If you want one next step, run a 10-minute test with a proper overlay, then apply the single fix that matches your strongest signal, that approach usually beats hours of random toggles.
FAQ
Why is my GPU usage low but CPU usage also looks low?
Often it’s because one or two CPU cores are maxed while the total CPU percentage stays moderate. Check per-core load and frametime, not only the overall CPU number.
Does low GPU usage always mean a CPU bottleneck?
Not always. Frame caps, power-saving modes, wrong GPU selection, and thermal limits can all keep utilization down. The overlay clues usually separate these quickly.
Will increasing graphics settings fix low GPU usage?
Sometimes. Raising resolution or GPU-heavy settings can shift the bottleneck toward the GPU, which may improve smoothness in CPU-limited scenarios, but it can also reduce FPS if the GPU becomes the new limit.
How do I know if I’m hitting a VRAM limit?
If VRAM usage sits near the card’s capacity and you get hitching when turning or entering new areas, VRAM is a suspect. Dropping texture quality is typically the quickest test.
Can Windows Game Mode cause low GPU usage?
Usually Game Mode helps more than it hurts, but edge cases exist with certain overlays, capture tools, or driver versions.
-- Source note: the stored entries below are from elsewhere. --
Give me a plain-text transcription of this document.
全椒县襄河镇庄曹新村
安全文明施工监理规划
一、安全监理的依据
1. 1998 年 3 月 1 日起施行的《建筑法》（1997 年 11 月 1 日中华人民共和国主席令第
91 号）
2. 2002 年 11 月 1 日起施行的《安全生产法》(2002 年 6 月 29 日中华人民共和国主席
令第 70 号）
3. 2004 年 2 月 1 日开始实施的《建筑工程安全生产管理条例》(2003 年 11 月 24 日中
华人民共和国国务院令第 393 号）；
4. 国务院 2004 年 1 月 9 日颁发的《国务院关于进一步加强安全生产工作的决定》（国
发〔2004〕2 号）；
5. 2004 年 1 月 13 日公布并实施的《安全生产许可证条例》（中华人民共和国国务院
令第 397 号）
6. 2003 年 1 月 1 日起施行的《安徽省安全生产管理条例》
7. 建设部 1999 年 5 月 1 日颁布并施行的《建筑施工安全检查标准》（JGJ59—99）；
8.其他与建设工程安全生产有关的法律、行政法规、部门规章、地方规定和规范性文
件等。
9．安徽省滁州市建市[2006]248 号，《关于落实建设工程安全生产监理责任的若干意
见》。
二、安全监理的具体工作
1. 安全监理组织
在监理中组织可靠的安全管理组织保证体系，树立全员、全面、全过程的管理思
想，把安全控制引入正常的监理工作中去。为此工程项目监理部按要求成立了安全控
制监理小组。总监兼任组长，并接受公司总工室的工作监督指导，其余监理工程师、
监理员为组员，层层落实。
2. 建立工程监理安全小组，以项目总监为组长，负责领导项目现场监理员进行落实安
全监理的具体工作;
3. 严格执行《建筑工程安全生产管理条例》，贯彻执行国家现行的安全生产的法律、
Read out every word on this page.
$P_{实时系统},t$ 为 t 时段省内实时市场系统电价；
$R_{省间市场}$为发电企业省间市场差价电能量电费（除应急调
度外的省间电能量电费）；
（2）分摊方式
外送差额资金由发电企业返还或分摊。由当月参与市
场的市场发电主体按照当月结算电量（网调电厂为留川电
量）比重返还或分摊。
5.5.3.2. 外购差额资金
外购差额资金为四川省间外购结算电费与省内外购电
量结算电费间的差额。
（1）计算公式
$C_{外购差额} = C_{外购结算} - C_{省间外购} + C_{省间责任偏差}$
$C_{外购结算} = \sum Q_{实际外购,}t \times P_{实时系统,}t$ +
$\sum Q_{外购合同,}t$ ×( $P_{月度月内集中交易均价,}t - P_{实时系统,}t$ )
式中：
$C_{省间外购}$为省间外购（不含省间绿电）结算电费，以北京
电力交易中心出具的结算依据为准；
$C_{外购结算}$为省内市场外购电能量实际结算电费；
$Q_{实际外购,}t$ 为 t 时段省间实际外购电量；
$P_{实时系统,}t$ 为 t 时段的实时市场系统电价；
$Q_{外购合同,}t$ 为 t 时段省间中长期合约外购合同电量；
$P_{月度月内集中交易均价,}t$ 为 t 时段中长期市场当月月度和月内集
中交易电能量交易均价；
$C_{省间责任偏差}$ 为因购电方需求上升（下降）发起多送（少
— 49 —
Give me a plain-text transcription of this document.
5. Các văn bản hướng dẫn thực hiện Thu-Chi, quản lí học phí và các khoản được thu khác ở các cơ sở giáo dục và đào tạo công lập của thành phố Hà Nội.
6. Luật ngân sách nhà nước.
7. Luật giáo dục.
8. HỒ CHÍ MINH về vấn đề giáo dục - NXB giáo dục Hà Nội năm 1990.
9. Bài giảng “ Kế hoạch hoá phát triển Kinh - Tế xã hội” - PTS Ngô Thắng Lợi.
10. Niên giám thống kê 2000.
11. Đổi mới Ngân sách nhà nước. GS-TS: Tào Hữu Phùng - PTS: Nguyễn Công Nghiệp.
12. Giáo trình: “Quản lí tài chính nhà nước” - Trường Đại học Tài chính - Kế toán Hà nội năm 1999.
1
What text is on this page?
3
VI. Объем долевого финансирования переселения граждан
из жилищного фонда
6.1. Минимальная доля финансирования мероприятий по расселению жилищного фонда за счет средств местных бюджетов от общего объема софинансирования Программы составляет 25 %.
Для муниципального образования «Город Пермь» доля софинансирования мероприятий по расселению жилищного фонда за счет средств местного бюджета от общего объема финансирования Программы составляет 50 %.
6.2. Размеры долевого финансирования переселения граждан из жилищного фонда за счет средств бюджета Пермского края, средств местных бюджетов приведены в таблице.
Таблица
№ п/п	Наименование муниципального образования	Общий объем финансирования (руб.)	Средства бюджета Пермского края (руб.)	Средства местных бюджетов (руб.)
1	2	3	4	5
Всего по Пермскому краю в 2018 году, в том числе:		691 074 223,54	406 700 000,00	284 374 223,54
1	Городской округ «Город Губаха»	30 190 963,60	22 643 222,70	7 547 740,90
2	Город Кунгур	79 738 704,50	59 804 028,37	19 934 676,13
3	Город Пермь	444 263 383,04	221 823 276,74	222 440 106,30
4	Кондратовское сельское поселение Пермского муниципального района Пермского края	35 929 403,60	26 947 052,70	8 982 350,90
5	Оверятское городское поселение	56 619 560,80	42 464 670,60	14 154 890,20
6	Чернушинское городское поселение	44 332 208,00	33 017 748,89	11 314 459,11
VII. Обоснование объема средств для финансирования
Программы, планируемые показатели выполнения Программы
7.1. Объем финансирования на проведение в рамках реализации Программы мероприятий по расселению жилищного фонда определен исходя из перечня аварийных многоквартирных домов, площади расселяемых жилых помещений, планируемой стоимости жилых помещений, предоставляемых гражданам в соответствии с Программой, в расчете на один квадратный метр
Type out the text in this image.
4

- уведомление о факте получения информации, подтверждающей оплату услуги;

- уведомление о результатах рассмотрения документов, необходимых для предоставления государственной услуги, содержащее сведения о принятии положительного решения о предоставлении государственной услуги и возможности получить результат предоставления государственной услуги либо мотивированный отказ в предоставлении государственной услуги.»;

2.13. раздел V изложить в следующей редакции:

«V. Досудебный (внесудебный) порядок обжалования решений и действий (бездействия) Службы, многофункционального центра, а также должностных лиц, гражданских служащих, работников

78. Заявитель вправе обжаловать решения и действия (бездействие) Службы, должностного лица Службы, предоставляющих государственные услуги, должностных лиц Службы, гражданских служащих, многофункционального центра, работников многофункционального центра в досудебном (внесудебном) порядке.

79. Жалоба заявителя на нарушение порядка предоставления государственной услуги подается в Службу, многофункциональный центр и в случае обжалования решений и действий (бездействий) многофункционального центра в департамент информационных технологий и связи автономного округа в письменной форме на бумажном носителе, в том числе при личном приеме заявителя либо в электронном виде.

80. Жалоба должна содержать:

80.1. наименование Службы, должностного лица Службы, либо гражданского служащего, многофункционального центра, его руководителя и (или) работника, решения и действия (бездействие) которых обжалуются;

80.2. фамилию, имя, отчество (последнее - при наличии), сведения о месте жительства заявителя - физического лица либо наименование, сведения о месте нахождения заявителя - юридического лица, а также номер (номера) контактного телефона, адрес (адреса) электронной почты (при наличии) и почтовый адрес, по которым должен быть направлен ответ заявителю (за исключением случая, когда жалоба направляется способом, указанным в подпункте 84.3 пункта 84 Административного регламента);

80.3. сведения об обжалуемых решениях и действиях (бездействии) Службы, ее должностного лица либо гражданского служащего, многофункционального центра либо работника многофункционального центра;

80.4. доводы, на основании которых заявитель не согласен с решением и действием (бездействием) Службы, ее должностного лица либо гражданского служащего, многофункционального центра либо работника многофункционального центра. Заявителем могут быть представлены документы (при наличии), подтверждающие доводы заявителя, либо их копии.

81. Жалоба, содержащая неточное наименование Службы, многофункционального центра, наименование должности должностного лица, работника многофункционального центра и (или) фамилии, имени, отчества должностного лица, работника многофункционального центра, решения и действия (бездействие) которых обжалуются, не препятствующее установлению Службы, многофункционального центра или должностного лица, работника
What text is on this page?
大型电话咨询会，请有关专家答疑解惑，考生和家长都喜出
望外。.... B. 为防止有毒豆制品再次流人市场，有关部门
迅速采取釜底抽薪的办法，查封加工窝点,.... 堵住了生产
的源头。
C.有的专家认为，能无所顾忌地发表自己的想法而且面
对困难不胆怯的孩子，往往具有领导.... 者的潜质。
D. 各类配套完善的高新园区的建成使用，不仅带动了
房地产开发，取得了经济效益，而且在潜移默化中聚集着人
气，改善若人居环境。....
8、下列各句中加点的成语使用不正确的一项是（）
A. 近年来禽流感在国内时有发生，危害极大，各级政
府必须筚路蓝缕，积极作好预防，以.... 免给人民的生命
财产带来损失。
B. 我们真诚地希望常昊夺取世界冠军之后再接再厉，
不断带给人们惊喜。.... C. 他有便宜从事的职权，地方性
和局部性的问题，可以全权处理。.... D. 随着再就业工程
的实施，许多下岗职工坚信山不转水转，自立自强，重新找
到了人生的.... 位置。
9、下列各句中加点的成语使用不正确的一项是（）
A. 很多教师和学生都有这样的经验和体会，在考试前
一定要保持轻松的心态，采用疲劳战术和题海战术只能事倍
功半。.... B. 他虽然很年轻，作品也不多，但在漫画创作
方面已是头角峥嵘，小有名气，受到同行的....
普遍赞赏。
If you’re troubleshooting, toggling it for a controlled test can be reasonable.
Is it safe to use DDU to reinstall graphics drivers?
Many enthusiasts use it, but you should follow the instructions carefully and download the correct driver beforehand. If you’re uncomfortable with driver cleanup steps, a normal reinstall may be the safer first attempt.
Why is low GPU usage worse in big cities or crowded fights?
Those scenes often increase CPU work: NPC logic, physics, draw calls, streaming. The GPU ends up waiting, so usage drops even though the scene feels “heavier.”
If you’re stuck in a loop of “low usage, low FPS, no clear reason,” it may help to share your overlay readout (GPU clock, CPU per-core load, RAM/VRAM, frametime) with a knowledgeable friend or a tech community, because one screenshot often reveals the bottleneck faster than another round of tweaks.